Plot synopsis:
Leonato (Clark Gregg), the governor of Messina, is visited by his friend Don Pedro (Reed Diamond) who is returning from a victorious campaign against his rebellious brother Don John (Sean Maher). Accompanying Don Pedro are two of his officers: Benedick (Alexis Denisof) and Claudio (Fran Kranz). While in Messina, Claudio falls for Leonato’s daughter Hero (Jillian Morgese), while Benedick verbally spars with Beatrice (Amy Acker), the governor’s niece. The budding love between Claudio and Hero prompts Don Pedro to arrange with Leonato for a marriage.
In the days leading up to the ceremony, Don Pedro, with the help of Leonato, Claudio and Hero, attempts to sport with Benedick and Beatrice in an effort to trick the two into falling in love. Meanwhile, the villainous Don John, with the help of his allies Conrade (Riki Lindhome) and Borachio (Spencer Treat Clark), plots against the happy couple, using his own form of trickery to try to destroy the marriage before it begins.
A series of comic and tragic events may continue to keep the two couples from truly finding happiness, but then again perhaps love may prevail.
The unofficial distinction between Shakespeare’s comedies and tragedies is that the comedies end with weddings, and the tragedies with deaths. That would qualify Much Ado About Nothing as a comedy even if it weren’t laugh-out-loud funny…and more than five hundred years on, it can still make audiences laugh, even when it’s presented in language we don’t understand as well as its original Elizabethan-era viewers did.
Joss Whedon’s new screen adaptation of the play–filmed in black and white over just twelve days, and quite literally made in his own backyard (and house)–doesn’t alter that traditional language, but it feels contemporary. Although the setting is clearly present day, nothing in the text suggests modernization of the story itself; the characters are still understood to be post-medieval Italian nobility, but are in everyday 21st-century clothing, drive cars, and are otherwise presented as being of our own time. Much of the cast has prior documented experience with Whedon–Amy Acker and Alexis Denisof (Angel), Nathan Fillion and Sean Maher (Firefly), Clark Gregg (The Avengers)–but their prior experience with Shakespeare is more varied (or, at least, less well documented). Some of the actors rise to the challenge of the material better than others–although that’s something that can be said about pretty much every production of every script that’s ever existed–but none of them fares noticeably badly.
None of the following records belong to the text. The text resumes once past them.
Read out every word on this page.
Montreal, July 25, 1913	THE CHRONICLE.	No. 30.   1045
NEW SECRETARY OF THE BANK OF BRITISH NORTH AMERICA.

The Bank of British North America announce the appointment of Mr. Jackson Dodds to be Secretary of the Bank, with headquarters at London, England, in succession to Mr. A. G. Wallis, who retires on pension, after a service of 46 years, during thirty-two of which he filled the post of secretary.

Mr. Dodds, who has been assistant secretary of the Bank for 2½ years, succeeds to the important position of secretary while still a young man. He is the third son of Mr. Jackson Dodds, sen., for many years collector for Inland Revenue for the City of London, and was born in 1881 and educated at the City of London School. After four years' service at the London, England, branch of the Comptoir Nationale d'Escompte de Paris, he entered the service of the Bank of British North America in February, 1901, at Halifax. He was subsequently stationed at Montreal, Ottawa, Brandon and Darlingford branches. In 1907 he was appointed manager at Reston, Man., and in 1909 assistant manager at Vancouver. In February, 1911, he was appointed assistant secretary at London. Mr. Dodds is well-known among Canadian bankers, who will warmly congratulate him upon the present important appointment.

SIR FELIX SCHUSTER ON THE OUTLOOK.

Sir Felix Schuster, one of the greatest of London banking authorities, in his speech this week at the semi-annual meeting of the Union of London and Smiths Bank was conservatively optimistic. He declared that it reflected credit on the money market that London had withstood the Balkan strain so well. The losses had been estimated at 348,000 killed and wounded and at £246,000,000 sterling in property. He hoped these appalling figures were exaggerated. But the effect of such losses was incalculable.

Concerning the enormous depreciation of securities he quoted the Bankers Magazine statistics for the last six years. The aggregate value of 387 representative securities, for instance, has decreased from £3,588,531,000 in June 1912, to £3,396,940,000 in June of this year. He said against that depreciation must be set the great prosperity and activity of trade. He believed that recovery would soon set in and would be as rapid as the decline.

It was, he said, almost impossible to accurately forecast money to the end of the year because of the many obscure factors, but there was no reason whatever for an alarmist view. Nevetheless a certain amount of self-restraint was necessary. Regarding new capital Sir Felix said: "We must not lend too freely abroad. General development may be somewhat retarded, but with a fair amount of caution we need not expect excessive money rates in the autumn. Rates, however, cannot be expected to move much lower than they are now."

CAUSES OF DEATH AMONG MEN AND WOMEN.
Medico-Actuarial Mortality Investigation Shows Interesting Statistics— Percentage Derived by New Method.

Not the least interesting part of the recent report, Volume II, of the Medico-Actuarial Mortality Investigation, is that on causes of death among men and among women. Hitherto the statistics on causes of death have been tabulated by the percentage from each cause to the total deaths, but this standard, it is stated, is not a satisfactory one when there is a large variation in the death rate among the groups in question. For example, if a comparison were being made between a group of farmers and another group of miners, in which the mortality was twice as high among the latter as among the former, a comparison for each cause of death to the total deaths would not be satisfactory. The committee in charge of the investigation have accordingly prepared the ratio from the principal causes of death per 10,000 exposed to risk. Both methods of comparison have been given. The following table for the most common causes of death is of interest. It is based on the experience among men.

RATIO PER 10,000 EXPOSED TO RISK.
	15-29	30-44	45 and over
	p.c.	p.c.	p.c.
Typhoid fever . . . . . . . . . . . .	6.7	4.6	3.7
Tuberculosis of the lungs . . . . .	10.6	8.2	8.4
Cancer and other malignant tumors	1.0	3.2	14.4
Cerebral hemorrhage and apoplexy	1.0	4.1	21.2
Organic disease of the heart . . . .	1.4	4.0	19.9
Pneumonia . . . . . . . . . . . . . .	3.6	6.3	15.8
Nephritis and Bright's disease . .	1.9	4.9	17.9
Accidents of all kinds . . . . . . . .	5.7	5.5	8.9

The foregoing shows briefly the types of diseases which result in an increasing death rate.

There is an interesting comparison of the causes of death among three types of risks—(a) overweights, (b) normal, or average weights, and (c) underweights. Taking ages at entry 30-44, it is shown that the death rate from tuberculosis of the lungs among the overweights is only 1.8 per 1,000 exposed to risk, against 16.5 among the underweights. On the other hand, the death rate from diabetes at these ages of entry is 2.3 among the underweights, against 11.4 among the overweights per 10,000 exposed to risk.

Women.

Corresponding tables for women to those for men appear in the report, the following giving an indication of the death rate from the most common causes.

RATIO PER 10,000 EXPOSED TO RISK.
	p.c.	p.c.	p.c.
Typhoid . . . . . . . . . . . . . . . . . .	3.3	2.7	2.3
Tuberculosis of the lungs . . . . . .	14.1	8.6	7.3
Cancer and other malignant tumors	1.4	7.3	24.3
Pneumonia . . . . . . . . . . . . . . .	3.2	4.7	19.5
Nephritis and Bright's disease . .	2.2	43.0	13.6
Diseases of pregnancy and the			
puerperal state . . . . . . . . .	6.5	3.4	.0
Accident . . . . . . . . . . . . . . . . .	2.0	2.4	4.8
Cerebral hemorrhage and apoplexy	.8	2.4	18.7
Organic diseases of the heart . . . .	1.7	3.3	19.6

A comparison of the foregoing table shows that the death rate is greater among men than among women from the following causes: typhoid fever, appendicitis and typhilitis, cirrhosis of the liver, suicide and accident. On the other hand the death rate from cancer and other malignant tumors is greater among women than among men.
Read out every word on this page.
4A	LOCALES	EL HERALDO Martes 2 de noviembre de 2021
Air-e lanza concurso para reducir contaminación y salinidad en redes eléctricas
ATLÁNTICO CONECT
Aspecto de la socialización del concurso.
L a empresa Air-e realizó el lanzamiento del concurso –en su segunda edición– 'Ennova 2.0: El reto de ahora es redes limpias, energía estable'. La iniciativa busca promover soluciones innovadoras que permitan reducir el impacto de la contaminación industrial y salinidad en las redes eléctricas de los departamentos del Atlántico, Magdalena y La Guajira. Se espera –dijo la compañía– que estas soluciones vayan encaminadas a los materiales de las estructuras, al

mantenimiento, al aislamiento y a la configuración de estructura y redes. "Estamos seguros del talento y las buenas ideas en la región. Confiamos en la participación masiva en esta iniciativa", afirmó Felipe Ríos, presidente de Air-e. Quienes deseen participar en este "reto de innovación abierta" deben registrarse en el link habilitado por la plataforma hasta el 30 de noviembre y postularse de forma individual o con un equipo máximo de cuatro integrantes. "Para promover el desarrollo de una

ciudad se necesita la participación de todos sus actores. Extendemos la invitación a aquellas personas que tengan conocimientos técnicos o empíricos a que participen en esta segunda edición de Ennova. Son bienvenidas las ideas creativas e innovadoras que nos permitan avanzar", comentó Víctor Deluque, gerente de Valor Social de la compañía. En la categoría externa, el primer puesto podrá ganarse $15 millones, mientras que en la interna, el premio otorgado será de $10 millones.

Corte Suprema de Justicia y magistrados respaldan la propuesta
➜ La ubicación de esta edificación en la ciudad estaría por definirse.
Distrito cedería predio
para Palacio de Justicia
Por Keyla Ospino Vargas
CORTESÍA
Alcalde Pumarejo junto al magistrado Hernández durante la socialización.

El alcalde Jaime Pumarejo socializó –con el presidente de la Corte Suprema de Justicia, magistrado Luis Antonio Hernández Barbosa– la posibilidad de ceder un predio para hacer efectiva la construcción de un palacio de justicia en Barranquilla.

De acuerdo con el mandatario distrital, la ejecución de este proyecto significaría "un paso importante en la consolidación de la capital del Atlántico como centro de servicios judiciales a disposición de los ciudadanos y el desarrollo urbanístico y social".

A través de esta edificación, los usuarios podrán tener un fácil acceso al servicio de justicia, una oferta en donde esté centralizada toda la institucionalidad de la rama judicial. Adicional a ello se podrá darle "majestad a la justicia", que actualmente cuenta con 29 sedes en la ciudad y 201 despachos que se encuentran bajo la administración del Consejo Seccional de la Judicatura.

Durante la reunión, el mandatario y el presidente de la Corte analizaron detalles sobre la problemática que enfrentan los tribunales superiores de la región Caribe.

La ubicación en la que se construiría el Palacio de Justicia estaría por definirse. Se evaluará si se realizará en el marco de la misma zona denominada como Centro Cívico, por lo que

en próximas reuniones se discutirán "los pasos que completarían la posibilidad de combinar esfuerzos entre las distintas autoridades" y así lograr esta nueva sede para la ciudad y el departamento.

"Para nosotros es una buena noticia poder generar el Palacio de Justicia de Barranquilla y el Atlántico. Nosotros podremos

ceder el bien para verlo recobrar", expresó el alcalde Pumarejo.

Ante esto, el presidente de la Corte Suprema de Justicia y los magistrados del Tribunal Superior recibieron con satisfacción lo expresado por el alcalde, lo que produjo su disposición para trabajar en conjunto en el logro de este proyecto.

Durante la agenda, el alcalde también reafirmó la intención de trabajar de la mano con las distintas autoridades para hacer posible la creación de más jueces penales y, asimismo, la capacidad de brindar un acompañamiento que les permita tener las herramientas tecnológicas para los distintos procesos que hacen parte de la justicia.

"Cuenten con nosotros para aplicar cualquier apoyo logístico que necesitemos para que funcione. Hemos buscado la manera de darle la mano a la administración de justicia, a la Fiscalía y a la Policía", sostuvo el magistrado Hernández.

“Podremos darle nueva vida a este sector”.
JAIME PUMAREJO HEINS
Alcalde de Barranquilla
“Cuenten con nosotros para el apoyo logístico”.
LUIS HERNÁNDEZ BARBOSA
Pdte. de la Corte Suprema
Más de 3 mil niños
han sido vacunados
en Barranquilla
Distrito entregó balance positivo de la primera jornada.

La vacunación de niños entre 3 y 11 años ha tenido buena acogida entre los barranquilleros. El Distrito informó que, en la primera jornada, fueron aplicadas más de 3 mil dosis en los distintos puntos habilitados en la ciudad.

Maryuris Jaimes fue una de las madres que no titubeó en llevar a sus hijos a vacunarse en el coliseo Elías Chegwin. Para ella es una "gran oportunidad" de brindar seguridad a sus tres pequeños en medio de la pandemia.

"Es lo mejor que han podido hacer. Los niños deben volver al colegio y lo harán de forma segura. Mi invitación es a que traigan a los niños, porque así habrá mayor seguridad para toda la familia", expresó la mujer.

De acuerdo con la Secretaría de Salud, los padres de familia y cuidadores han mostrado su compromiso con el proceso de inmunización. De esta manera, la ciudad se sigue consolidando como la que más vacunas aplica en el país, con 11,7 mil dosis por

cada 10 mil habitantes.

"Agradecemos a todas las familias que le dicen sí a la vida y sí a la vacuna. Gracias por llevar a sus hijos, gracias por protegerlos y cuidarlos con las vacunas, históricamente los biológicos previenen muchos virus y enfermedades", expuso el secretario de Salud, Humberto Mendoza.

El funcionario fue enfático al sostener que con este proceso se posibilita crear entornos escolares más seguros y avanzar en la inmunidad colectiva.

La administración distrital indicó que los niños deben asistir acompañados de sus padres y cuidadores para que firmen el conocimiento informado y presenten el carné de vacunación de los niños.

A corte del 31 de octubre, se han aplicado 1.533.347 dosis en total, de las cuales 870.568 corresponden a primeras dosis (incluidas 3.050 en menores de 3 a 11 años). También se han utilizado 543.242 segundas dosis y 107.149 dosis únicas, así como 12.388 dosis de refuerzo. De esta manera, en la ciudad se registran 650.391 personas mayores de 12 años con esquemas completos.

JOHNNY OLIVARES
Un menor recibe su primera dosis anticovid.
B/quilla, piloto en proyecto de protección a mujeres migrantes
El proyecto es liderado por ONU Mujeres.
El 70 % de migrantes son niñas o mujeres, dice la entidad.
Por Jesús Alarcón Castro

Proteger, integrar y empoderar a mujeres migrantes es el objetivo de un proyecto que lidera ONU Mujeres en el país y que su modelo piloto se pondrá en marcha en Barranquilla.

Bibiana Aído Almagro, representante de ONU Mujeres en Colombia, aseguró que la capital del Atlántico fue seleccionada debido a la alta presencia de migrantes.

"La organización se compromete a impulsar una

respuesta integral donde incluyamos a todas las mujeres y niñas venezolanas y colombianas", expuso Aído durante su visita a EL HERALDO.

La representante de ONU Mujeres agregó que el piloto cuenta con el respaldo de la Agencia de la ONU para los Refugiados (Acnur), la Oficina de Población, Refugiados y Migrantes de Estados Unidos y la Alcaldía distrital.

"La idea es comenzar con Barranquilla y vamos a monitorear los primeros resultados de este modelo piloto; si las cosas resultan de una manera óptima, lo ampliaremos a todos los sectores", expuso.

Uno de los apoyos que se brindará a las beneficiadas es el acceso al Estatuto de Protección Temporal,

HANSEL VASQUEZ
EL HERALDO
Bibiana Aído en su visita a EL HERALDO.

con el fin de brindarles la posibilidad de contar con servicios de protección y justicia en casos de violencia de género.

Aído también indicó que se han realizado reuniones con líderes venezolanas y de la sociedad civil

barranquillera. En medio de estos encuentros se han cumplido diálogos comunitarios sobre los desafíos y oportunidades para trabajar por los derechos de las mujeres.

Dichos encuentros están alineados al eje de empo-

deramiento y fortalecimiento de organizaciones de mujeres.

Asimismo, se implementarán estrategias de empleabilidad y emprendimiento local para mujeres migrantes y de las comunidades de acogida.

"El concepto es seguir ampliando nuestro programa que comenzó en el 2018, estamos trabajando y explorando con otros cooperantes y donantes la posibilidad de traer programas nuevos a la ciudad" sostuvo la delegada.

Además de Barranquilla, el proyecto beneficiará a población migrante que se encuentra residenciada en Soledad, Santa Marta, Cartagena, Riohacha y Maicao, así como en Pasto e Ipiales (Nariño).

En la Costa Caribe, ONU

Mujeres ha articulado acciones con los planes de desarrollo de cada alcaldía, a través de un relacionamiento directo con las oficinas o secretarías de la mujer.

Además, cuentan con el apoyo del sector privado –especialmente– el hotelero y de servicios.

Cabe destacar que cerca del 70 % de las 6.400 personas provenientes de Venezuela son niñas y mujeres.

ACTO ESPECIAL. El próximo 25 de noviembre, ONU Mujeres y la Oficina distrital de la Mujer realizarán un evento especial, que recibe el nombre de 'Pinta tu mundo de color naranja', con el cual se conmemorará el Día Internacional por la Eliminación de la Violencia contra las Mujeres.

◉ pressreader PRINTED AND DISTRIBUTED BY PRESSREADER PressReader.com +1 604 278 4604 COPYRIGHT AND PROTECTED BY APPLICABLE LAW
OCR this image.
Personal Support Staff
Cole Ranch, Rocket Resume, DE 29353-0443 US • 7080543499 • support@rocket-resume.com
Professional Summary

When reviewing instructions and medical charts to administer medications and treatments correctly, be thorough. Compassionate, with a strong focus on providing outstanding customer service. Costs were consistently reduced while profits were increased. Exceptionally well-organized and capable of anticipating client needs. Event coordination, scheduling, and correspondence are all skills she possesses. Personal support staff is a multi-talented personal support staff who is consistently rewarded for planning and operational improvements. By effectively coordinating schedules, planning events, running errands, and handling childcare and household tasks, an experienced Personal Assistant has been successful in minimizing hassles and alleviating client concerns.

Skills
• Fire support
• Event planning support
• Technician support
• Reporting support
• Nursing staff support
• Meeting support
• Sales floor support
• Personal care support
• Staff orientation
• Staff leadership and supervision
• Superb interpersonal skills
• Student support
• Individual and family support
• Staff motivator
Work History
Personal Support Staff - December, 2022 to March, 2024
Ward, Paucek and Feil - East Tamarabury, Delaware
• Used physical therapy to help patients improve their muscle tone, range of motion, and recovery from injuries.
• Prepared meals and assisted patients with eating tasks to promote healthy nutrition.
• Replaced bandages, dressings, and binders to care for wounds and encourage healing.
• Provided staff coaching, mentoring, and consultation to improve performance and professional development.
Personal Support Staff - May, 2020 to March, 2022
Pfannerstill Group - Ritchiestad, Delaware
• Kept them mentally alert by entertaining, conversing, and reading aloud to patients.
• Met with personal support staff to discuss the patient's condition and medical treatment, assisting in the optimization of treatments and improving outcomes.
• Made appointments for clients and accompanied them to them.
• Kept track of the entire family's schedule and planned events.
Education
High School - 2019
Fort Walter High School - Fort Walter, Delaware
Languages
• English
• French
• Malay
The thing about Shakespearean comedy is that when you note the tropes that it employs, you have to make a secondary note that it’s the birthplace many of those tropes. The witty verbal sparring between a man and a woman who will surprise no one but themselves by ending up together (screwball comedy); the plots and counterplots of one set of characters against another, and the misunderstandings that result (“hijinks ensue”); and the physical missteps and pratfalls that alter a scene’s mood (slapstick)–they’re all readily recognizable, and excellently rendered, in Much Ado About Nothing.
I’ll confess that I’m not really a Shakespeare junkie–I’m an appreciator, but not an especially knowledgeable one–but my enthusiasm for this interpretation of Much Ado… has been high ever since we had the chance to see Whedon and several members of the cast and crew in a panel presentation at WonderCon 2013. I’m still enthused, and I want to see this film again, more than once. I’ll confess that it’s partly so that I can catch more of the dialogue, but it’s also because this story, and this presentation, is just a delight, and I was delighted to be delighted by it.
Much Ado About Nothing is currently playing in Los Angeles, New York City, and San Francisco; it goes into wide release on June 21. My husband and I purchased our own tickets to see it in the Cinerama Dome at the ArcLight Hollywood.